C'était la finale rêvée : L'ogre lyonnais face à son dauphin de la saison dernière. Et pourtant il n'y eut longtemps pas de match.
On s'attendait à voir une équipe bordelaise offensive, prête à laisser le maître incontesté de la Ligue 1 face à ses doutes récents. Ricardo avait d'ailleurs opté pour un inhabituel 4-4-2, avec Johan Micoud positionné à gauche devant le brésilien Wendel au poste de latéral. En face, Lyon alignait son équipe type. Avec tout de même un choix de Gérard Houllier, en apparence anodin, mais capital. Anthony Reveillère, pressenti sur le flanc droit de la défense, était finalement remplacé par François Clerc.
Houllier 1 - Ricardo 0
Une option payante, puisque d'entrée, les Lyonnais asphyxiaient leurs adversaires et multipliaient les décalages sur leur coté... droit. Clerc et Sidney Govou martyrisaient sans relâche le pauvre Wendel, délaissé par un Micoud trop attiré par l'axe.
Les bordelais, à court d'idées et de solutions, en perdaient même leurs nerfs, à commencer par Jean Claude Darcheville, et Lyon bombait le torse, faisant valoir son éclatante supériorité.
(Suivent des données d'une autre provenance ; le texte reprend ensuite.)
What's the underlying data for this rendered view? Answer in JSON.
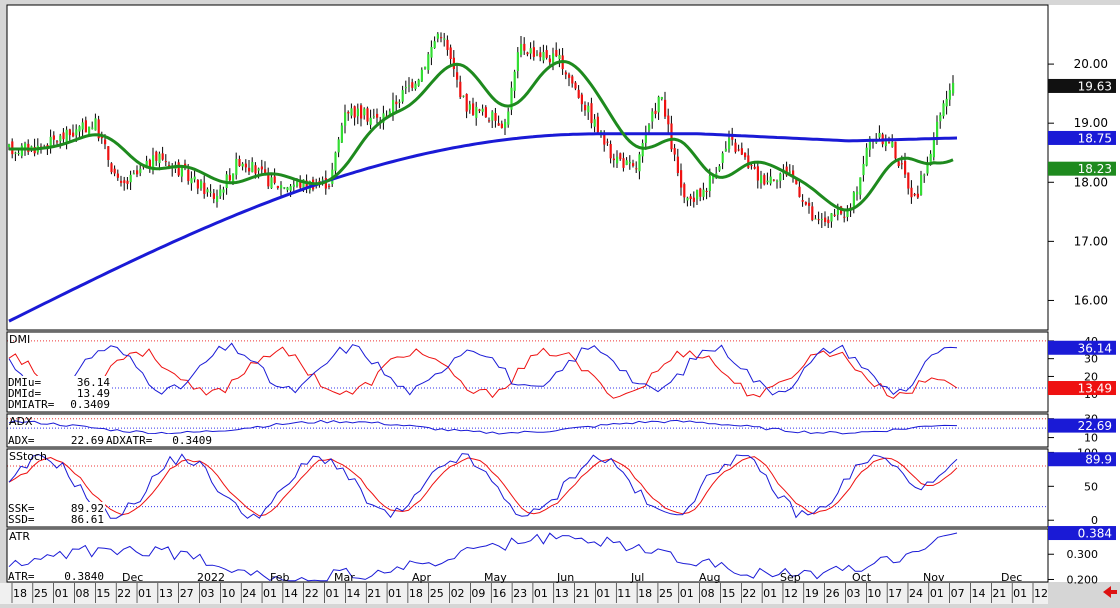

Seulement voilà, dominer n'est pas gagner. Et malgré une succession d'occasions franches, Juninho et ses partenaires ne parvenaient pas à tromper un Ramé des grands soirs.
Pire, sur un énième coup franc dangereux frappé par le brésilien à la dernière seconde de la première mi-temps, le capitaine de l'OL se blessait à la cuisse gauche, et les Gones regagnaient les vestiaires soucieux.
Houllier 1 - Ricardo 1
Le coach bordelais, lui, profitait de la pause pour faire des ajustements rendus inévitables. Marouane Chamakh cédait sa place à Florian Marange, et les Girondins retrouvaient leur 4-2-3-1 habituel. Wendel s'installait sur le flanc offensif gauche, Micoud prenant l'axe.
Alors, enfin, le match s'équilibra. Malgé tout, les Bordelais, mieux en place, peinaient à s'approcher du but de Rémi Vercoutre. Lyon, de son côté subissait une baisse de régime légitime après sa débauche d'énergie initiale, mais gardait son emprise sur le match.
Aux alentours de l'heure de jeu, l'enjeu rattrapait alors les 22 acteurs. Les contacts se durcirent, et Frank Jurietti, à l'extrême limite du carton rouge à plusieurs reprises, restait sur le terrain grâce à l'infinie patience de l'arbitre Hervé Piccirillo. Juninho, lui, quittait ses partenaires à la 68ème minute, remplacé par Kim Källström.
Le coup de poignard bordelais
Et ce qui devait arriver arriva. Bordeaux, dangereux à deux reprises seulement depuis le coup d'envoi, hérita d'un corner à la dernière minute du temps réglementaire.
Micoud, invisible jusque là, délivra un ballon parfait au premier poteau qu'Henrique catapulta au fond des filets lyonnais, bien aidé par une sortie à la hussarde de Vercoutre.
Cruel scénario pour des Lyonnais qui visait le premier doublé de leur histoire, et à qui la fin de saison risque de paraître bien longue avant leur sacre annoncé en Ligue 1.
En revanche, Bordeaux renoue avec le succès pour la première fois depuis 2002 – une Coupe de la Ligue déjà – et s'assure une place en Coupe d'Europe la saison prochaine. Avec un trophée déjà en poche, et une place en Ligue des Champions toujours à leur portée, ils ont déjà réussi leur saison.